On Tuesday we met up with Haitian cartoonist Teddy Kesser Monbrun. Teddy (26) is well known in Haiti, as he has been doing cartoons for Le Nouvelliste (one of the two main newspapers of Haiti, together with Le Matin) for the last five years. His cartoons run on the top of the front page of the newspaper, giving him wide recognition with his audience. In Europe and the US, editors rarely allow editorial cartoons to grace the front page of a newpaper. We'll be doing a more extensive interview with Teddy later on this trip, as well a with the cartoonist who works for Le Matin, Jerry Boursiquot (pen name Bousiko). We're meeting with him tomorrow.
Matt and Teddy in front of the (temporary) newsroom of Le Nouvelliste
Today we got up early to meet Carel Pedre, a radio host and TV presenter (and Haitian celebrity, as we found out), to talk about the challenges facing Haiti today. In his view, the persistence of the tent cities is the major problem. Even though (albeit on a very limited scale) houses are being built people stay in the tent cities because here they have access to food and basic health care, provided by the multitude of NGOs acitve in Haiti. Almost all of the tent city dwellers are without jobs; moving out of the tent cities would mean leaving behind the basic necessities that keep them alive.
Carel Pedre in his radio studio
Among other things, Carel is the host of the Haitian version of American Idols, called Digicel Stars. Digicel is the local cell phone network, and it is omnipresent, with ads on walls, parasols, billboards and posters and any other place you can think of. In parts of the city, they've even put up street signs.

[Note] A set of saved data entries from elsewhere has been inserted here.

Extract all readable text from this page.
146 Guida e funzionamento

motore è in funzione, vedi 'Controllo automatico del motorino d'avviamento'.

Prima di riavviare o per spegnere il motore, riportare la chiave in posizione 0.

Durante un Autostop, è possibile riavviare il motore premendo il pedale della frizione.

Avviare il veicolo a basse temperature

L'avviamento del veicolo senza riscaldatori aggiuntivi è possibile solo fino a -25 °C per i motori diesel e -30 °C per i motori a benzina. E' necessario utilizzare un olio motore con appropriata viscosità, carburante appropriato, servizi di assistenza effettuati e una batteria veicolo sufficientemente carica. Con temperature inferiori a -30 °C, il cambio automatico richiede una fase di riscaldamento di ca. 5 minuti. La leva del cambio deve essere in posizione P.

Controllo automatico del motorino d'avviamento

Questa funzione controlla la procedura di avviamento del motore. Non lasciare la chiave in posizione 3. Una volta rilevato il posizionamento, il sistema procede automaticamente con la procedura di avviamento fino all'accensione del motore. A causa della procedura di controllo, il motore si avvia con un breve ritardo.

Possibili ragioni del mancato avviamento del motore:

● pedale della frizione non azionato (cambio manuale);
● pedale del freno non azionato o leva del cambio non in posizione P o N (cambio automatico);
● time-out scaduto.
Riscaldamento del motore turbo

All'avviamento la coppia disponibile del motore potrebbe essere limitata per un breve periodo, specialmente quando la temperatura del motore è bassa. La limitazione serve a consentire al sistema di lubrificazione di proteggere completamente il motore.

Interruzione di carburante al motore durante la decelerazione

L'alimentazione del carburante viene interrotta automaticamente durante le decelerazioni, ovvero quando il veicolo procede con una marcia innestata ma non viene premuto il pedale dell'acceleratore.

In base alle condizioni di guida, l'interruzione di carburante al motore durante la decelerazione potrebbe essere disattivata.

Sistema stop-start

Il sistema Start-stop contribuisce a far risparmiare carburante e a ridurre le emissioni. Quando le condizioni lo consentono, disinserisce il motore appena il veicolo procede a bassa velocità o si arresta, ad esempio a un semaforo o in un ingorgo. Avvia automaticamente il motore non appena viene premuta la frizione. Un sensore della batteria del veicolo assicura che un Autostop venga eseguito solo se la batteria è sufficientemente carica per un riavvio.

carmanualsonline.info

In a country where the state does not have the means to provide even to most basic services, this is not entirely surprising. The billboards around the city (the ones that aren't taken by Digicel) are dominated by ads for water filtration systems and power generators. We wonder if this is what libertarians have in mind when they talk about minimum government, maximum freedom?
The second appointment on the schedule today was a meeting with a comic artist that would be very well suited for the project, Chevelin Pierre. Chevelin is one of the few Haitian cartoonists that is well versed in sequential comics. He works for a number of NGOs, and is probably best known for a full-page comic he does for Chimen Lakay, a free paper published by Sitwayen Ayiti (Citizen Haiti). With a circulation of half a million copies, this is currently the best read publication in Haiti. Perhaps even more important than the number of copies, is that the paper (and comic) is published in Creole, instead of French. Although French is one of Haiti's official languages (together with Creole), many people are only fluent in Creole, and don't read French very well. The two newspapers Le Nouvelliste and Le Matin are published in French.
Chevelin working (L) and one of his comics in Chimen Lakay (R)
There's a good chance that part or all of the comic that will result from this trip will be drawn by Chevelin, as his style and the quality of his work meet our requirements. The next challenge will be to pair him up with one or more Haitian journalists who can do in-depth reporting and translate these to a comic script (with some of our help).